Léger et lourd

Tu t’es allégé ? Peux-tu déjà pénétrer dans le granit, le fer rouge, dans ton propre cadavre ?
Léger et lourd sont, comme l’ombre et la lumière, deux qualités d’un tiers principe inconnu – si nous voulons y entrer, il faut laisser notre corps en gage. (…)

Ernst JÜNGER, Graffiti, p. 78

L’art du tir à l’arc

Par analogie avec le zen japonais,  je note que le travail du chant s’appuie sur les mêmes fondements:  la pratique silencieuse, le soin, l’attention, le calme intérieur, le contrôle du souffle, la posture du corps et celle de l’esprit.

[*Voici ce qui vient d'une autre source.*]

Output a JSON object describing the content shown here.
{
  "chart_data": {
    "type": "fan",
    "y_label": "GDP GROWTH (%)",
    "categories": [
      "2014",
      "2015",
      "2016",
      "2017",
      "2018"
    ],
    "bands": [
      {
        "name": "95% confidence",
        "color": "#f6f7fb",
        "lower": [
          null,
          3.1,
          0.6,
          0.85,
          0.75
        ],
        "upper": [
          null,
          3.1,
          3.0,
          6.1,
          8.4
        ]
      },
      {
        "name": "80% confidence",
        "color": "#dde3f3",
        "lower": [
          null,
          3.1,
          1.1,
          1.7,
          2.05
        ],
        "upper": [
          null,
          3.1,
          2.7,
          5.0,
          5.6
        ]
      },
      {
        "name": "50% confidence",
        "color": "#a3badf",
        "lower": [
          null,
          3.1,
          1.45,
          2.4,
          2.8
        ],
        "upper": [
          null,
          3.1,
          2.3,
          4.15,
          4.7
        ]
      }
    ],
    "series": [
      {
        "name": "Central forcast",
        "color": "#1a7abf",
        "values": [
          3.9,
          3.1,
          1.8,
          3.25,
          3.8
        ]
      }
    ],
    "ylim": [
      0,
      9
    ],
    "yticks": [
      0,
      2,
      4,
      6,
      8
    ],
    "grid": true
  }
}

Ce qui fonde aussi l’art chevaleresque du tir à l’arc.

Ne pas choisir, mais agir en réponse à la situation exacte, et la situation exacte ne peut être connue que dans un abandon de soi-même. Un bon samu demande d’avoir éliminé le plus gros de tous les germes perturbateurs qui ne cessent de vouloir se manifester dans l’esprit. C’est à dire maintenir l’esprit dans une vacuité foncière, connue par la pratique et la purification du karma, les actes justes et sans restes. Ce n’est pas une discipline compliquée : il s’agit de s’appuyer simplement sur votre véritable état naturel. Cent choses, pourtant, peuvent vous en tenir éloigné à une distance incommensurable. Le désir de trop bien faire, par exemple, vous tiendra aussi éloigné du geste naturel que la négligence. Encore l’ego. Naturellement, ce que l’on ne sait pas faire, on peut rarement le réussir du premier coup. Il faut un long apprentissage, répéter cent fois tous les gestes de la tradition sur le métier.

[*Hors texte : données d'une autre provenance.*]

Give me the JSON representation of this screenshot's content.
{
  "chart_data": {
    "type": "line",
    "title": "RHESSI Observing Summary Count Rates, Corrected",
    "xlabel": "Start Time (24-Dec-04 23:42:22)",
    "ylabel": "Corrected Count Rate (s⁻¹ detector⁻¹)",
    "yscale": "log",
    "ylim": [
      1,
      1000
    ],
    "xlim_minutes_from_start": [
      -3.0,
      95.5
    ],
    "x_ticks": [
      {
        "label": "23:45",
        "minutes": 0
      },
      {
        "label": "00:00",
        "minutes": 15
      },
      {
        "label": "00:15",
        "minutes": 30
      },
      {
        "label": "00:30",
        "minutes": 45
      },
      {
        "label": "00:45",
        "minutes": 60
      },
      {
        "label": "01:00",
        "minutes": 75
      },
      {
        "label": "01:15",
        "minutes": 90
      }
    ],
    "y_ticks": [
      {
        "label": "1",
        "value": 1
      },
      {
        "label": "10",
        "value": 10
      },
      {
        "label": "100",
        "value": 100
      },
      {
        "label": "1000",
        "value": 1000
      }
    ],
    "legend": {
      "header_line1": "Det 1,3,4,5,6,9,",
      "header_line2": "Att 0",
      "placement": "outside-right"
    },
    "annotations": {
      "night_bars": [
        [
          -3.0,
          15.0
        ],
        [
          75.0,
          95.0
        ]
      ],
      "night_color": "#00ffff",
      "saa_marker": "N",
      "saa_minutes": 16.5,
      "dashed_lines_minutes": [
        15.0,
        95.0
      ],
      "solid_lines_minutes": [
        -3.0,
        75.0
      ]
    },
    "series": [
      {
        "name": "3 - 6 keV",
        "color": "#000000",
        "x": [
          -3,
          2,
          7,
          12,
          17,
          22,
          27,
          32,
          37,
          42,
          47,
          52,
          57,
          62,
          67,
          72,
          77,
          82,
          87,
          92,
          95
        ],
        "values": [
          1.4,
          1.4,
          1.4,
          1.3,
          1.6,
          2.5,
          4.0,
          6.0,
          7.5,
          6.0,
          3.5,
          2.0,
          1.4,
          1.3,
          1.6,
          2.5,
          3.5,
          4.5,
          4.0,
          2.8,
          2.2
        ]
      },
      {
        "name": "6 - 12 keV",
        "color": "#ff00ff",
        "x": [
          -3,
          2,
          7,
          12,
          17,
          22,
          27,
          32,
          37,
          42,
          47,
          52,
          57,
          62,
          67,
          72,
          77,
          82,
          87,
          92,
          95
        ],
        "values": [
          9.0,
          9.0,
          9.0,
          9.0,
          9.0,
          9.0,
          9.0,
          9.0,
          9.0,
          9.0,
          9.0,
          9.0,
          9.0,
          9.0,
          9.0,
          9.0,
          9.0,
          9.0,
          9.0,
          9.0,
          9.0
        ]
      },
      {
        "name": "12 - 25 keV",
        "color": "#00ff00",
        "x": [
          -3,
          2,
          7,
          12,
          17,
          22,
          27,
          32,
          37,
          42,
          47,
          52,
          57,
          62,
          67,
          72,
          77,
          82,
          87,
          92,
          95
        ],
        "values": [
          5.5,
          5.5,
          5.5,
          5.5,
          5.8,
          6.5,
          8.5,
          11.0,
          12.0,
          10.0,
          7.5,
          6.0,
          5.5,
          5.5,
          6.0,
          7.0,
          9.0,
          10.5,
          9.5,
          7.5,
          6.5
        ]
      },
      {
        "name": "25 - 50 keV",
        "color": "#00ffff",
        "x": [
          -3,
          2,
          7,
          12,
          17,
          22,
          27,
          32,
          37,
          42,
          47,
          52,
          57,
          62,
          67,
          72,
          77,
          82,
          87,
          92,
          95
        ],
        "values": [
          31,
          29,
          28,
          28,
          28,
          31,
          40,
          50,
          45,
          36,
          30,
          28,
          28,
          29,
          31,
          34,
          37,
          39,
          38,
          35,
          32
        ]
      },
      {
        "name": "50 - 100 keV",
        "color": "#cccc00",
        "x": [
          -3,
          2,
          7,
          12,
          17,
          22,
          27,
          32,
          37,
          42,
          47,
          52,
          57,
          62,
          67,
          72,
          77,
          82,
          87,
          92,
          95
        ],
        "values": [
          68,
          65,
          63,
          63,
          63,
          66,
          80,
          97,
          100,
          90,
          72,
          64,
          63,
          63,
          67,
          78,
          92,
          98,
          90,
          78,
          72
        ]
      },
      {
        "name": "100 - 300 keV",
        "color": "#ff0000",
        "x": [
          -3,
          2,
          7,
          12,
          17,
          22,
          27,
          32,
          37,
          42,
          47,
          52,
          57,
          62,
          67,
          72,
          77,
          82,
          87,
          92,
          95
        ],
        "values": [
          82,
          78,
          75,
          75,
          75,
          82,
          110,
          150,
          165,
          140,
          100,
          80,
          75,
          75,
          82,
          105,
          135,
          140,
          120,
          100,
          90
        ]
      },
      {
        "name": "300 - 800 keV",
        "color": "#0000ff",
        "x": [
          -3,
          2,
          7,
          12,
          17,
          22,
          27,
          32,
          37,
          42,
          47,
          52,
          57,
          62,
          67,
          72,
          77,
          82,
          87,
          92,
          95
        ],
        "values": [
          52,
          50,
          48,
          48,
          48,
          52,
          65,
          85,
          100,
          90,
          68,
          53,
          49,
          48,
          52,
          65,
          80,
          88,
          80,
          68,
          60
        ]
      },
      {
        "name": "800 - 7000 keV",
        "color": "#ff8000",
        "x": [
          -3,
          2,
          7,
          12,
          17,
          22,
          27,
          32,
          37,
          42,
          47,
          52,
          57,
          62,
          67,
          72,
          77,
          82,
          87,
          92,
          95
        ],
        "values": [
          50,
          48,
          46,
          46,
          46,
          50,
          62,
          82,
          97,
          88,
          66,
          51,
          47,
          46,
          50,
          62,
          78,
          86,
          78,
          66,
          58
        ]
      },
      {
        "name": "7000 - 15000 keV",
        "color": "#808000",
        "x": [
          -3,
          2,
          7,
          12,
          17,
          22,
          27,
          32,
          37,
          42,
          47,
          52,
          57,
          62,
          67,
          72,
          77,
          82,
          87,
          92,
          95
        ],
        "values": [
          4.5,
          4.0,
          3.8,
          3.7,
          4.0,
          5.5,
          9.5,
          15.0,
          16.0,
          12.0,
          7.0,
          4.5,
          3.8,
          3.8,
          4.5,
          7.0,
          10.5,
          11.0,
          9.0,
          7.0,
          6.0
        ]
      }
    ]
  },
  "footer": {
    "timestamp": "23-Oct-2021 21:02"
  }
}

Antoine MARCEL, Traité de la cabane solitaire, p. 32-33

On consultera avec profit E.HERRIGEL, Le Zen dans l’art chevaleresque du tir à l’arc.

La cabane

Je songe à la cabane au milieu des vignes dont parle le premier chapitre d’Isaïe. On s’y réfugie, on y est bien parce que tout, alentour, est dévasté. Magnifique et dévasté.

Christophe CARRAUD, in Conférence n° 25, p. 163


(…) Je pense que, plus fondamentalement, la cabane a quelque chose à voir avec le corps mobile et itinérant, avec le corps que nous sommes, la maison avec le corps que nous avons. Certes, les deux sont le même corps, mais perçu différemment. L’un de l’intérieur, le « corps propre » ou corps organique (Leib) comme dit Husserl, l’autre, de l’extérieur, corps-objet (Körper), que je puis saisir comme n’importe quel autre objet. Ce corps que j’ai et que je suis à la fois ou que je suis sur le mode de l’avoir est aussi, d’un certain point de vue, une forme d’abri.

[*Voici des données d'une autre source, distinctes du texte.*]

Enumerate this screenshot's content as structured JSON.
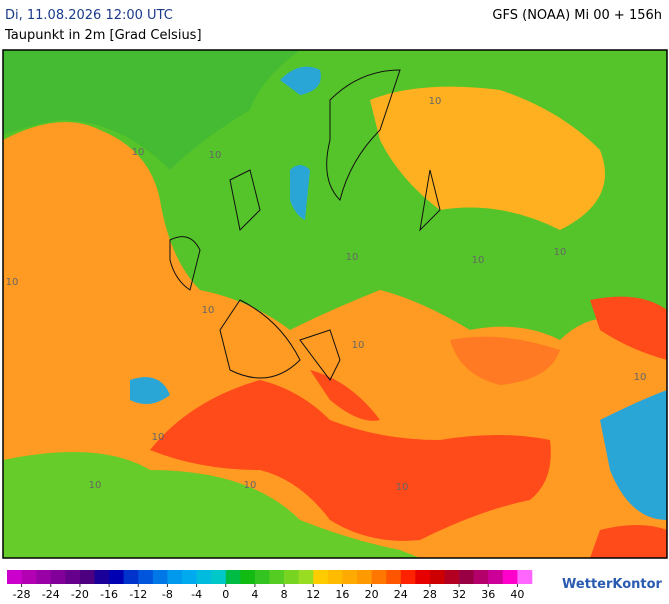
{
  "header": {
    "date": "Di, 11.08.2026 12:00 UTC",
    "model": "GFS (NOAA) Mi 00 + 156h",
    "subtitle": "Taupunkt in 2m [Grad Celsius]"
  },
  "map": {
    "contour_labels": [
      "10",
      "10",
      "10",
      "10",
      "10",
      "10",
      "10",
      "10",
      "10",
      "10",
      "10",
      "10",
      "10",
      "10"
    ]
  },
  "legend": {
    "range": [
      -30,
      42
    ],
    "colors": [
      "#cc00cc",
      "#b300b3",
      "#9900a6",
      "#800099",
      "#66008c",
      "#4d0080",
      "#1a0099",
      "#0000b3",
      "#0033cc",
      "#0055dd",
      "#0077e6",
      "#0099ee",
      "#00aaee",
      "#00bbdd",
      "#00c8c8",
      "#00bb44",
      "#11bb11",
      "#33c422",
      "#55cc22",
      "#77d522",
      "#99dd22",
      "#ffcc00",
      "#ffbb00",
      "#ffaa00",
      "#ff9900",
      "#ff7700",
      "#ff5500",
      "#ff2200",
      "#e60000",
      "#cc0000",
      "#b30022",
      "#990044",
      "#b3006b",
      "#cc0099",
      "#ff00cc",
      "#ff66ff"
    ],
    "ticks": [
      -28,
      -24,
      -20,
      -16,
      -12,
      -8,
      -4,
      0,
      4,
      8,
      12,
      16,
      20,
      24,
      28,
      32,
      36,
      40
    ]
  },
  "brand": "WetterKontor"
}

Gilles A.TIBERGHIEN, Notes sur la nature, la cabane et quelques autres choses, p. 41

Le Paradis

Christian BOBIN, dans ce livre magnifique consacré à Emily Dickinson (La dame blanche, p. 117), cite la poétesse américaine:

Chacun de nous prend le paradis dans son corps ou l’en retire, car chacun de nous possède le talent de vivre.

Et Anne PERRIER, en exergue de son très beau recueil La voie nomade (La Dogana, 1986), donne aussi la parole à E.Dickinson:

Et pour occupation, ceci:
Ouvrir bien grandes mes étroites mains
Pour ramasser le Paradis.


Christian BOBIN, encore lui, note avec justesse [La dame blanche, p.68]:

Le paradis est l’endroit où nous n’aurons plus besoin d’être rassurés.

Et Roger MUNIER, cité par P.A.Tâche [Carnets 1989-1990, in Conférence n°32, p. 98]:

Le paradis, c’est peut-être de n’être pas, le sachant. Inexprimablement le sachant.